Progressia : Bonjour Jesse ! Que penses-tu rétrospectivement de votre avant-dernier album, Sarcast While, considéré par certains comme votre chef d’œuvre ? Jesse (basse) : Je ne le savais pas mais cela fait plaisir de l’entendre. Alors que Namesake Caution me semble être un album plus fort, plus direct et plus axé sur une série de chansons, Sarcast While sera toujours un disque à part pour moi. Je ne me rappelle pas que le groupe ait été plus soudé qu’à cette époque là. Notre premier batteur nous avait quittés juste avant la sortie de notre troisième album, Early As Seen In Pace, et nous étions exténués. Mais très vite, Bodie nous a rejoints, nous nous sommes remis à composer et Tzadik nous a offert ce contrat : nous avions l’impression de faire partie d’un autre groupe.
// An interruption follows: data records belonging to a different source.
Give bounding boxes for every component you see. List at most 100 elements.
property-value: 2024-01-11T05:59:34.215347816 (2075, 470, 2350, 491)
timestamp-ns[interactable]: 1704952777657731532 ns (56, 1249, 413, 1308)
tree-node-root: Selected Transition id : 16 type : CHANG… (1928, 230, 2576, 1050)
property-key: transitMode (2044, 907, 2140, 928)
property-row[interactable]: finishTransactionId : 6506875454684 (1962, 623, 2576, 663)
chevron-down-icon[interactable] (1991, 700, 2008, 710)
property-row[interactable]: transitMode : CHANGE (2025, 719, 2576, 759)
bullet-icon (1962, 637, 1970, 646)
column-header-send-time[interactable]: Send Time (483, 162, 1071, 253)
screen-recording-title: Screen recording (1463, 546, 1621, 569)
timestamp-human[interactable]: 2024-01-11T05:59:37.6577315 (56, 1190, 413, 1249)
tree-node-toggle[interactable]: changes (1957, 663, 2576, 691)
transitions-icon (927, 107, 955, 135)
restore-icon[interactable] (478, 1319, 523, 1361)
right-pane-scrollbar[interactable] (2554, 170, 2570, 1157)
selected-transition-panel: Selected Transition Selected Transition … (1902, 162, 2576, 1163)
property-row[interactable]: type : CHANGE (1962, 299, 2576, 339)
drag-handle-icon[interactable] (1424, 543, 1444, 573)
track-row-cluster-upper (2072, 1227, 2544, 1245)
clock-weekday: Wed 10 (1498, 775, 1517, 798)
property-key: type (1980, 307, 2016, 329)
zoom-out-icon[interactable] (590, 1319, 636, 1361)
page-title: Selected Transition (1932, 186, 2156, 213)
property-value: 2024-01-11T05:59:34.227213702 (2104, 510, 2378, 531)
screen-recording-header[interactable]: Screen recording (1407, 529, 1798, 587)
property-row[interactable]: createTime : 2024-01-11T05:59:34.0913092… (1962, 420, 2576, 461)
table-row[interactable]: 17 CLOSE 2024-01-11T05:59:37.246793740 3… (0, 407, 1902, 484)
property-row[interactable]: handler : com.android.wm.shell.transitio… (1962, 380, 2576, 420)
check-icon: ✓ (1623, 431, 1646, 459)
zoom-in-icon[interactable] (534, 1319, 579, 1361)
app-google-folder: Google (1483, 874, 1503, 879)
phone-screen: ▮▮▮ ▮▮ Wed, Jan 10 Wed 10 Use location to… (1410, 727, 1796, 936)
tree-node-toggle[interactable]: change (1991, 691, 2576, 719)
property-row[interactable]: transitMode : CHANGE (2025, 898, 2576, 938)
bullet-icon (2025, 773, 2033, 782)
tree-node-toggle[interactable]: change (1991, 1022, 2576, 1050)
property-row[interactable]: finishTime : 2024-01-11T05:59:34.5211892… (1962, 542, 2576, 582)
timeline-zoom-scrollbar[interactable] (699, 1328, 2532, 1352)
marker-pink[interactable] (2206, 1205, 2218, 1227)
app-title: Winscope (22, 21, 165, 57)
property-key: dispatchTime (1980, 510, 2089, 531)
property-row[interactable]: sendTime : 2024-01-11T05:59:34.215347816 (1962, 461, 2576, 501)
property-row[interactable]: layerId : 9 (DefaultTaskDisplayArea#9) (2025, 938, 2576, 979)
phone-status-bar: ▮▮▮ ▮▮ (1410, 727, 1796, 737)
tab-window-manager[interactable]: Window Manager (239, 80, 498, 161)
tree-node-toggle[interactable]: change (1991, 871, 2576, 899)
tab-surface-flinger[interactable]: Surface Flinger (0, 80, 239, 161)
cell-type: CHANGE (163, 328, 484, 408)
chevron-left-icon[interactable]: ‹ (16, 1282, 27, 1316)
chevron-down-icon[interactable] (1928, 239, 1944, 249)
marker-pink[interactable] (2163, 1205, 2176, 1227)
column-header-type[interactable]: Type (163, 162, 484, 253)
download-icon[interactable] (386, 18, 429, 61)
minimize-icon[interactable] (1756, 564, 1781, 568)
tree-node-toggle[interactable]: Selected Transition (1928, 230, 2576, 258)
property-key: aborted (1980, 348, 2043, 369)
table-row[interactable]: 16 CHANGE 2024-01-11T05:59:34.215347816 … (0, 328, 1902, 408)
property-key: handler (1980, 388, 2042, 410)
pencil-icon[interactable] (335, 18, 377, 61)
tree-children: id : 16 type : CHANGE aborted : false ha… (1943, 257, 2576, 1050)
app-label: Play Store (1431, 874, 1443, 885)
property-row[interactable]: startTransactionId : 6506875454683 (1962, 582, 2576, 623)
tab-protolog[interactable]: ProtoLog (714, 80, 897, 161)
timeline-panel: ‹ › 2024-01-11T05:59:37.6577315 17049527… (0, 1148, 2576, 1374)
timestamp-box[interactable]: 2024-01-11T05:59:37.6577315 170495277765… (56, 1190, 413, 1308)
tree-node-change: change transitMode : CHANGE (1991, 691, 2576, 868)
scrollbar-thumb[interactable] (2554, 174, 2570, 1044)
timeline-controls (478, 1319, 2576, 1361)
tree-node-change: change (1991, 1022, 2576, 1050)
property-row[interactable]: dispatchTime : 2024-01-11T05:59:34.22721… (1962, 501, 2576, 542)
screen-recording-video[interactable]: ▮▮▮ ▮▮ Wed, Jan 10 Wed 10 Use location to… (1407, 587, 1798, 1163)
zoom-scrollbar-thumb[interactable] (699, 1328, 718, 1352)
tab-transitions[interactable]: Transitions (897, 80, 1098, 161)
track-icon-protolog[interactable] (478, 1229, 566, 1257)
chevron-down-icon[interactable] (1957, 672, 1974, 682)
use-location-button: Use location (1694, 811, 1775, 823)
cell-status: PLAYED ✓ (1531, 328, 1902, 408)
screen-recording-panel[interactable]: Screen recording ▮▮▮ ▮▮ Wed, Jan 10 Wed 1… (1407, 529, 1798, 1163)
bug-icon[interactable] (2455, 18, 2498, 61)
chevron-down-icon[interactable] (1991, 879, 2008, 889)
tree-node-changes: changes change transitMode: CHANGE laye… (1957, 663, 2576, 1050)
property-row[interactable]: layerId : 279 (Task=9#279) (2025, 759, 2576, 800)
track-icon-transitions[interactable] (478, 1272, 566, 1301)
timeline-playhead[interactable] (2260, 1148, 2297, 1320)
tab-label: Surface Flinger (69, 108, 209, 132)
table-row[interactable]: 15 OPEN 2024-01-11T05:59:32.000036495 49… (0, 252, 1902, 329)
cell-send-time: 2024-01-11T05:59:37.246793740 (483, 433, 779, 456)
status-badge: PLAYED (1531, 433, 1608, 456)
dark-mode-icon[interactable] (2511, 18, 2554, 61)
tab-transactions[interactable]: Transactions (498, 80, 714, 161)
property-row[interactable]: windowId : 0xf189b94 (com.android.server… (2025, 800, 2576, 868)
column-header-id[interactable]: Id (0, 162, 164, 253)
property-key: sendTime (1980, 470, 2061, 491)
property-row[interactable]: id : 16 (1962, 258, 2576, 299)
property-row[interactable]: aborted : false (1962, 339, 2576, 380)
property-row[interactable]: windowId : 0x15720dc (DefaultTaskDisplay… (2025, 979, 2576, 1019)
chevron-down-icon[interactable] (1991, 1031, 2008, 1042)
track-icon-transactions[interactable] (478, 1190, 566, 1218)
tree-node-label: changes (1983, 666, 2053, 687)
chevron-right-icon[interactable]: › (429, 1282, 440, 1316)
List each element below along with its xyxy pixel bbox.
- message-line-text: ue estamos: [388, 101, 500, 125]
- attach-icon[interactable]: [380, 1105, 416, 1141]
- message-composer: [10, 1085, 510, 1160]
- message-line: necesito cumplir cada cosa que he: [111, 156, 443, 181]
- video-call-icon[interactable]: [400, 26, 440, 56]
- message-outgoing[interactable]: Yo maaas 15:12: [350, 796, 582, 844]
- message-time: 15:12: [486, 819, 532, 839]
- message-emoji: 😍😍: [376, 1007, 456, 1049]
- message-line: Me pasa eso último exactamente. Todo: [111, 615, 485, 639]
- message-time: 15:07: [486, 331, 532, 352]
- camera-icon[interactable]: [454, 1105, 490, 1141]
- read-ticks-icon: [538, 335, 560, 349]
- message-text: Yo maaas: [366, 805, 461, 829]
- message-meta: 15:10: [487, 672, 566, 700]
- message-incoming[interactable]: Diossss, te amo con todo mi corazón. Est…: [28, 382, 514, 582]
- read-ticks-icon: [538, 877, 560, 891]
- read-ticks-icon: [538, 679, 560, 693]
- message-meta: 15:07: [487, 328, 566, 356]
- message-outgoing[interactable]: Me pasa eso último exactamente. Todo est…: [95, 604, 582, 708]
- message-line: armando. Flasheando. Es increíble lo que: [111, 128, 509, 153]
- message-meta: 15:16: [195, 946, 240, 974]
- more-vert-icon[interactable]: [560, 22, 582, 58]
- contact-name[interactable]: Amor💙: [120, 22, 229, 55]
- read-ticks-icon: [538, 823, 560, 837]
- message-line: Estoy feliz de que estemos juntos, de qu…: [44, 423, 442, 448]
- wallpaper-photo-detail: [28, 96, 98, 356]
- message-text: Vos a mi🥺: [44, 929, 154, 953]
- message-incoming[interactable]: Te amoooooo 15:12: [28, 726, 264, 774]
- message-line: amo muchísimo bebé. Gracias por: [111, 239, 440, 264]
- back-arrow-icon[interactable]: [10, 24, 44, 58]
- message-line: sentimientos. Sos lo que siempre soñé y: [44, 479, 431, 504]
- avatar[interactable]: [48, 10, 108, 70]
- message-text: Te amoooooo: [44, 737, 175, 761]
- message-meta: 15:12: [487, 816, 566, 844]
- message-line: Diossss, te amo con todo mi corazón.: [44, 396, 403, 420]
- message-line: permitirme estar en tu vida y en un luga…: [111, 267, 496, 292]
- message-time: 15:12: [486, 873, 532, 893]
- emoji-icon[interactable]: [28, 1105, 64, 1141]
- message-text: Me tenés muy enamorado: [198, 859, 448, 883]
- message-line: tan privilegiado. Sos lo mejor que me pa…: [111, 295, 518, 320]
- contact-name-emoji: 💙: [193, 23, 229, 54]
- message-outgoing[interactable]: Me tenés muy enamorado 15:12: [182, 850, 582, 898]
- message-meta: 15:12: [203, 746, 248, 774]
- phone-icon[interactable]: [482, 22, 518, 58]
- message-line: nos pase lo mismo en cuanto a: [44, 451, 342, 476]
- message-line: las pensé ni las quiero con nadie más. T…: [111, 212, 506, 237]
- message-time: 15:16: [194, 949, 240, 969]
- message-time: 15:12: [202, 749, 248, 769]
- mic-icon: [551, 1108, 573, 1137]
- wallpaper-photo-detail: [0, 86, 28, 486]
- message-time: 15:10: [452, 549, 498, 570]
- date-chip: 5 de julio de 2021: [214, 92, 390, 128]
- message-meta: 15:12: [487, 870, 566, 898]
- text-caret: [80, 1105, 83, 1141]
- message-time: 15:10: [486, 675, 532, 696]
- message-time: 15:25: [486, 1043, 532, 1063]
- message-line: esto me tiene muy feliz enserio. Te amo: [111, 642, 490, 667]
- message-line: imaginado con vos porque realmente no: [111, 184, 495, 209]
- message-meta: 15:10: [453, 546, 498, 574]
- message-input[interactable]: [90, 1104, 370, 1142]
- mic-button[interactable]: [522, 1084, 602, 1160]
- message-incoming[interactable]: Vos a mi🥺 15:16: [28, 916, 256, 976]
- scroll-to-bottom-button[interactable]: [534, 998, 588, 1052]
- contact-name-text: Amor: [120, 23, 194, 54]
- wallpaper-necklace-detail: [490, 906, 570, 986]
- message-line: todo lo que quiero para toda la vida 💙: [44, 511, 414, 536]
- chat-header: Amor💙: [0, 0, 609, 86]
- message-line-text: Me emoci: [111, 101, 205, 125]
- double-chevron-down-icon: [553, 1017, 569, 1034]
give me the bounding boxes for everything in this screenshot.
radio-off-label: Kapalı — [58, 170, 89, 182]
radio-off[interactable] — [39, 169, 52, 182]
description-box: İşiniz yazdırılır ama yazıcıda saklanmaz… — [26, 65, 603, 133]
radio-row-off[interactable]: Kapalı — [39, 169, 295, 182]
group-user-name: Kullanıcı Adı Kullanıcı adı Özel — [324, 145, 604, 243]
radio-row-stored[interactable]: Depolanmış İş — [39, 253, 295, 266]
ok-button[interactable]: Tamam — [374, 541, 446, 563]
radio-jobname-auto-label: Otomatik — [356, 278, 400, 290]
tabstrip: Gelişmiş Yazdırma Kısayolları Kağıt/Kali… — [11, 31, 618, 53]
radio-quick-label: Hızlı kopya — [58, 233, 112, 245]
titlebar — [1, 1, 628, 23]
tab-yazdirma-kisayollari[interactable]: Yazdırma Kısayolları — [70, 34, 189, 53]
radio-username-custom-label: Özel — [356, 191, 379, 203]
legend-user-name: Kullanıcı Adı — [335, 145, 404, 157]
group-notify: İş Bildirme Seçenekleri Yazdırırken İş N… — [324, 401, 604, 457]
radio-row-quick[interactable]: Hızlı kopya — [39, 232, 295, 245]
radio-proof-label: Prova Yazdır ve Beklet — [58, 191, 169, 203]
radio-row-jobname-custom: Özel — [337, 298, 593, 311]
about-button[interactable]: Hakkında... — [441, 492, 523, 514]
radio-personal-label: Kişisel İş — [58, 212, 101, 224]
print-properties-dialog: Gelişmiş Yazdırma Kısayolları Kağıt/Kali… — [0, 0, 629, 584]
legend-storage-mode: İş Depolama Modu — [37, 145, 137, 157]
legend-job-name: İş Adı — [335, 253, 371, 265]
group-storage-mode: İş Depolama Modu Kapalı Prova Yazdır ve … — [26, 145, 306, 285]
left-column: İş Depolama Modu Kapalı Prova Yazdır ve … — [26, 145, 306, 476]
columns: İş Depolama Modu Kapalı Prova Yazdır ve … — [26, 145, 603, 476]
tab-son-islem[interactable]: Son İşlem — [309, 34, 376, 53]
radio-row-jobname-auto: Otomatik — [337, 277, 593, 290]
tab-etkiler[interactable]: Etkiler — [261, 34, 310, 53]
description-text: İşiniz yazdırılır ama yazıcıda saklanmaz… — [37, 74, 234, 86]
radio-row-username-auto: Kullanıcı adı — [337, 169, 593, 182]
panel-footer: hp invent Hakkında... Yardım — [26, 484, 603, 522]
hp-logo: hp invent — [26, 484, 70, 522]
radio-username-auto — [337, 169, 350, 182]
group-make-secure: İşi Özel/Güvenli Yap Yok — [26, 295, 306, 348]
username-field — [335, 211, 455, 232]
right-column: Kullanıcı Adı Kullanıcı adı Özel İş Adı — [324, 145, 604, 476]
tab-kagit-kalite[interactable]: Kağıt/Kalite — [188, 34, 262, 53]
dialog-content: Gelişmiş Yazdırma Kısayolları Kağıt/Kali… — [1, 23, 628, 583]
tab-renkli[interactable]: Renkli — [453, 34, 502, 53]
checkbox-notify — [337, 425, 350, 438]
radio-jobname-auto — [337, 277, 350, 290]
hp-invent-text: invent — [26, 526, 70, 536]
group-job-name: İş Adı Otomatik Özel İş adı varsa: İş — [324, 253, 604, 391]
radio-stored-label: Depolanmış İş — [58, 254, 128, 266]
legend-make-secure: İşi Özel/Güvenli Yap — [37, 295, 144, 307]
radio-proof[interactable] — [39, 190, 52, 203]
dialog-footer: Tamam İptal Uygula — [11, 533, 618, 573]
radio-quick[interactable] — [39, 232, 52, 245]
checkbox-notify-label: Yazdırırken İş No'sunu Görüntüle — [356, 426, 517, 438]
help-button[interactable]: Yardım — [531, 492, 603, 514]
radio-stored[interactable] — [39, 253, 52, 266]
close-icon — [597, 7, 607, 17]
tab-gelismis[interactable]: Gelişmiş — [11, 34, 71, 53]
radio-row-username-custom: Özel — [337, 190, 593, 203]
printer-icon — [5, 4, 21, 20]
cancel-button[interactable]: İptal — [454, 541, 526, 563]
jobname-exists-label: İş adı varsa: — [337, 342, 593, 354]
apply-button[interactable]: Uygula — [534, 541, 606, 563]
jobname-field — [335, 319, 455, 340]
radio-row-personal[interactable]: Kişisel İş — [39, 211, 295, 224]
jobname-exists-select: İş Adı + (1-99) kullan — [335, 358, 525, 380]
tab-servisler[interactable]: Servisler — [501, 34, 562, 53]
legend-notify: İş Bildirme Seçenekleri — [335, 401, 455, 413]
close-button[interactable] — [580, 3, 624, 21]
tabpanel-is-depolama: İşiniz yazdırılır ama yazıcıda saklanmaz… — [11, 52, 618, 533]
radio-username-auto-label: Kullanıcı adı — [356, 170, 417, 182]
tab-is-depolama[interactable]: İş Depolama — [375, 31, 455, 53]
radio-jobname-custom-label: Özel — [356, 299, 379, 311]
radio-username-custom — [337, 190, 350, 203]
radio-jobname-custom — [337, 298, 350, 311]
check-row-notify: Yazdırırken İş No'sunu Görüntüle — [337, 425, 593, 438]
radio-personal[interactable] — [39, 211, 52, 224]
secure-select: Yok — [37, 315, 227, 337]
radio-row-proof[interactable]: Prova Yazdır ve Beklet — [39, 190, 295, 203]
Comme c’était le cas, d’une certaine manière, nous avons mis au placard tous nos préjugés sur ce que devait être Time of Orchids pour simplement écrire des titres, qui se sont rapidement empilés. Je sais que certaines personnes n’ont pas aimé ce disque à cause de tout ce contexte, mais pour moi, c’est ce qui en fait une œuvre d’art. Mes CD favoris sont The White Album (les Beatles), Trout Mask Replica (Captain Beefheart) et Disco Volante (Mister Bungle), des albums qui vous relancent sans cesse avec la promesse de nouvelles découvertes et je crois que Sarcast While est la concrétisation la plus aboutie de cette approche qu’il m’ait été donné de concevoir jusqu’ici.
Pourquoi avoir choisi Cuneiform plutôt que Tzadik ? C’est une longue histoire. Cela n’a pas été une décision à proprement parler, mais plutôt le fruit d’un constat de notre part. Entre les contraintes de temps, d’argent et d’emplois du temps, ainsi que les dates de sorties, il y avait de nombreux obstacles qui n’existaient pas lors du précédent album, étant noté qu’aucun d’eux n’est imputable à Tzadik. Par hasard, alors que toutes ces difficultés s’amoncelaient, Cuneiform a exprimé son intérêt pour notre travail. Puisque nous adorons ce label depuis des années (et que j’avais réalisé sur celui-ci un autre album, Pork Chop Blue Around The Rind de Fast ‘n Bulbous: The Captain Beefheart Project) nous avons été ravis de les rejoindre. Ce fut une sorte de rencontre entre un mauvais et un bon timing.
Quelles sont les différences entre ces deux labels, réputés pour leur élitisme ? Je crois qu’il faut plutôt s’intéresser à leurs similarités. John Zorn et Steve Figgenbaum sont tous deux incroyablement impliqués pour sortir des disques en lesquels ils croient. Chaque production est en quelque sorte à leur image. Il est rare qu’un dirigeant de label inspire autant l’artiste qu’il produit, surtout lorsque l’artiste en question est si singulier. De plus, ce sont de vrais supporters, qui placent toute leur confiance et leur foi dans les artistes qu’ils signent. Le fait que je connaisse John et Steve depuis des années, les aie tenu au courant de l’actualité de Time of Orchids en leur envoyant nos albums, a facilité les choses. Ainsi, arrivés au stade de la signature du contrat, cela a été simple, parce qu’ils savaient qui nous étions. Cela s’appelle la confiance. Quant aux différences ? Je dirais que John porte des pantalons baggy tandis que Steve est plutôt chemise hawaïenne !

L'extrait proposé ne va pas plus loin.